The model is checked against documented historical crises — does it reproduce the right mechanism at the right order of magnitude? Price paths and risk parameters come from history; they are not fit to the outcome.

from agentstan.defi import calibration
r = calibration.run_case(calibration.CASES["black_thursday"]())
print(calibration.calibration_report(r))
Event Documented Model Verdict
MakerDAO Black Thursday (2020, ETH −43%, oracle/keeper freeze) ~6% of debt 5.5%, right mechanism; robust ~3–9% across assumptions strong match
Aave CRV squeeze (2022, illiquidity) 4% ($1.6M) 10.7%, right mechanism; knife-edge near-miss brackets, doesn't pin

Honest scope: one event is a sanity check, not validation.
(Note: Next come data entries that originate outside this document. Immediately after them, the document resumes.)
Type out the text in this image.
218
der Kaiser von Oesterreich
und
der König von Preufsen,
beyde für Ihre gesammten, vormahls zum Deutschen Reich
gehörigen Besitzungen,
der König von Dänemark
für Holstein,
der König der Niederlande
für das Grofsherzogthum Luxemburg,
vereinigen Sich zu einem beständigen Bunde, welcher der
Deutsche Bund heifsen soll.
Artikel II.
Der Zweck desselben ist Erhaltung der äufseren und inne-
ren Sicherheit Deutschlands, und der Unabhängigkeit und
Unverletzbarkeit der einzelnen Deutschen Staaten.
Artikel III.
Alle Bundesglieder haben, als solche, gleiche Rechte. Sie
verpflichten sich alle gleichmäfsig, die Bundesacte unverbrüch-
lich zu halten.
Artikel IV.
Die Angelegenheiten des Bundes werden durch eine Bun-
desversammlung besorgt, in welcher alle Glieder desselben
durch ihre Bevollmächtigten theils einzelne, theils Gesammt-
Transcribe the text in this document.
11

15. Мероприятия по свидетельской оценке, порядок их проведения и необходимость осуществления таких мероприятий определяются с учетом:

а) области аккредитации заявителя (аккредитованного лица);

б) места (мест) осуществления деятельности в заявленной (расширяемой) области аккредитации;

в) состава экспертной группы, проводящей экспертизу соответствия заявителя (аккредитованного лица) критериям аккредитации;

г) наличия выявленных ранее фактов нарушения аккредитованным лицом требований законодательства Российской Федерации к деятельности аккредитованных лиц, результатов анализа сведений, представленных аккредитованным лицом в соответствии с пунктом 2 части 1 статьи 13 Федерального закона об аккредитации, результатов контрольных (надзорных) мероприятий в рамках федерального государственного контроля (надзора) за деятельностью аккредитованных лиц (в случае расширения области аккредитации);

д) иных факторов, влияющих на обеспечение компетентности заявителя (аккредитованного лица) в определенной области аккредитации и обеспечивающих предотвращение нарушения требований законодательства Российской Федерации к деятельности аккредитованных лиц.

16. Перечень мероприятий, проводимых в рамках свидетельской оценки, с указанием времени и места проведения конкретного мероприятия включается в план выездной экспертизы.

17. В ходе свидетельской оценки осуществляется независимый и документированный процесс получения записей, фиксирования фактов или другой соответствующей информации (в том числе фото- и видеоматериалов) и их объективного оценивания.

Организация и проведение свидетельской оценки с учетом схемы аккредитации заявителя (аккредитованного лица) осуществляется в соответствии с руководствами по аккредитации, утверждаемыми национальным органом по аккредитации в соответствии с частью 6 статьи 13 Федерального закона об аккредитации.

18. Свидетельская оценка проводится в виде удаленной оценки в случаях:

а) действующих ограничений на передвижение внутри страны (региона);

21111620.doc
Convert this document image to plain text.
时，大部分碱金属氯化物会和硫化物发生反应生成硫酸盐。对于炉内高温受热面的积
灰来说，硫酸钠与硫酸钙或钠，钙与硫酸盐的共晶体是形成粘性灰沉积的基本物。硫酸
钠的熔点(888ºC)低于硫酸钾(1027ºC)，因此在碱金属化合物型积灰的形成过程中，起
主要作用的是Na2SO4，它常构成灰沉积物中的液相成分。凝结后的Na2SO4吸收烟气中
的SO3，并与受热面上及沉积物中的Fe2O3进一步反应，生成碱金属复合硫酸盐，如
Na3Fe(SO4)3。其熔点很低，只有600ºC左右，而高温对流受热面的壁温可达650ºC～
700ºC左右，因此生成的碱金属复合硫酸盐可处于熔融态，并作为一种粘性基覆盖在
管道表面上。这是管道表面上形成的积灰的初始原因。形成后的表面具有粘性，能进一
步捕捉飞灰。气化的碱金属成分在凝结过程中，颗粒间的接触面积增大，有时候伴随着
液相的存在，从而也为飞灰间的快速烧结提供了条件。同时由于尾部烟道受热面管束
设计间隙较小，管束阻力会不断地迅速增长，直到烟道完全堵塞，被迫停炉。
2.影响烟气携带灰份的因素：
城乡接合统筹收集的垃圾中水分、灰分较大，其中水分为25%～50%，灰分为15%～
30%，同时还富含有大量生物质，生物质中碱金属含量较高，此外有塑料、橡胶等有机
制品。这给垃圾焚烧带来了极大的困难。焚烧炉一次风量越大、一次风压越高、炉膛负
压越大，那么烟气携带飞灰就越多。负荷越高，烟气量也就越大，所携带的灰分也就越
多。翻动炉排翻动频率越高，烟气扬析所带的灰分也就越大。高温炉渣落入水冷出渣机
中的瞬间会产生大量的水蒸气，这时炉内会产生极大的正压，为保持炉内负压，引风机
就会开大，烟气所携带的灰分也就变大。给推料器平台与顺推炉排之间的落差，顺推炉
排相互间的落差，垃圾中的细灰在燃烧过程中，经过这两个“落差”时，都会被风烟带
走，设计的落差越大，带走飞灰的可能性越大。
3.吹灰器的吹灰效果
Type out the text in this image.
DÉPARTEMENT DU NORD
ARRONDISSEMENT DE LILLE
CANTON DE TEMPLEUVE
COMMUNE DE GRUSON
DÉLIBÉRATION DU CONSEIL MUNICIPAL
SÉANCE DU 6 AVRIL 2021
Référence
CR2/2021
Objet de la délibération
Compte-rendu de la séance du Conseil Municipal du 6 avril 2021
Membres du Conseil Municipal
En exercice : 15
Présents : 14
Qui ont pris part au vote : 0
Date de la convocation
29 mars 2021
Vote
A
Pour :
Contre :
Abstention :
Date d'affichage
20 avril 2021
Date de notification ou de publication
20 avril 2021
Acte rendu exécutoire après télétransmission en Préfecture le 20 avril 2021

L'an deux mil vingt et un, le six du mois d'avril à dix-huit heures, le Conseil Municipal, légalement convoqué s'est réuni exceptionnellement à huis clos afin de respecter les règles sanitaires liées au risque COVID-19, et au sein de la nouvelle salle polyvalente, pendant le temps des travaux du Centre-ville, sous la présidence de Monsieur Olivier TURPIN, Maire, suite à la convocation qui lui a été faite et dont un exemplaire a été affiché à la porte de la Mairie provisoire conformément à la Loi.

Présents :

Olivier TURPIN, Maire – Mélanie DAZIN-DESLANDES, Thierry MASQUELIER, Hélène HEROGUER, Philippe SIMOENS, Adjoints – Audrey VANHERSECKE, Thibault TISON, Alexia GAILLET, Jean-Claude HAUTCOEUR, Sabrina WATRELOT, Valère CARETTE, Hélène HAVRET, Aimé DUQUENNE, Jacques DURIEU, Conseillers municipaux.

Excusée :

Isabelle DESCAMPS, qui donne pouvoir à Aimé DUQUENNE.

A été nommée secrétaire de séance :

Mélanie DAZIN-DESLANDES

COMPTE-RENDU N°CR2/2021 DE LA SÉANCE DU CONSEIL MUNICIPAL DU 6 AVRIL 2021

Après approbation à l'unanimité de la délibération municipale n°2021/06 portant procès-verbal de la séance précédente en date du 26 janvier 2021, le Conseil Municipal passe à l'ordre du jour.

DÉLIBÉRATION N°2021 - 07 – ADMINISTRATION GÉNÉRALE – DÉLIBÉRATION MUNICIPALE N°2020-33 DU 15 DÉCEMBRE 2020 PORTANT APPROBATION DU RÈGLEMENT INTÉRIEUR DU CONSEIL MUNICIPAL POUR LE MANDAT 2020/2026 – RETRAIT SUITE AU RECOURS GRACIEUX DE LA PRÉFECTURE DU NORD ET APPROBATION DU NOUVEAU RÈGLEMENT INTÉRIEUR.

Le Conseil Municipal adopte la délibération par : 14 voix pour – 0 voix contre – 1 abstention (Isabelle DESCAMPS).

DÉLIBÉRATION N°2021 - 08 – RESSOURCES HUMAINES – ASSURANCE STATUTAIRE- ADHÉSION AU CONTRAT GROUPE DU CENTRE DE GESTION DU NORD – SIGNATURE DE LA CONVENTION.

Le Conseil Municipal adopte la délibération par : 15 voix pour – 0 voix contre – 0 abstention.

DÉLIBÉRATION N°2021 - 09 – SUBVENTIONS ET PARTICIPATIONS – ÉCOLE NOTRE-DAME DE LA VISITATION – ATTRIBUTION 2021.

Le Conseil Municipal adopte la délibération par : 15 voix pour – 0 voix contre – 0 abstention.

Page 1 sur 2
The CRV case is a deliberately weaker calibration — the model identifies it as a recover/fail boundary event but can't pin the magnitude without liquidator heterogeneity. (examples/defi_calibration.py)

Known limitations

Read these before trusting a number:

  • Calibration is ongoing — two events so far, not a validated model.
  • Simplified market structure — single collateral / single borrow asset; liquidators don't yet recycle capital; liquidator behavior is homogeneous (which is why illiquidity-class magnitudes like CRV aren't pinned).
  • Scenario analysis, not prediction — every result is conditional on a chosen shock and stated assumptions, which the report makes explicit.

API surface

from agentstan.defi import (
    MarketConfig, LendingMarket,        # config + engine
    scenarios,                          # stress presets + apply()
    sweep, frontier, grid,              # parameter sweeps
    stress_report, write_report,        # governance reports
    author_config,                      # natural-language authoring
    calibration,                        # historical calibration harness
    OpenAIDecider, OpenAIConfigAuthor,  # production LLM backends (agentstan[ai])
)

Examples live in examples/: defi_eth_crash.py, defi_scenarios.py, defi_param_sweep.py, defi_report.py, defi_authoring.py, defi_calibration.py.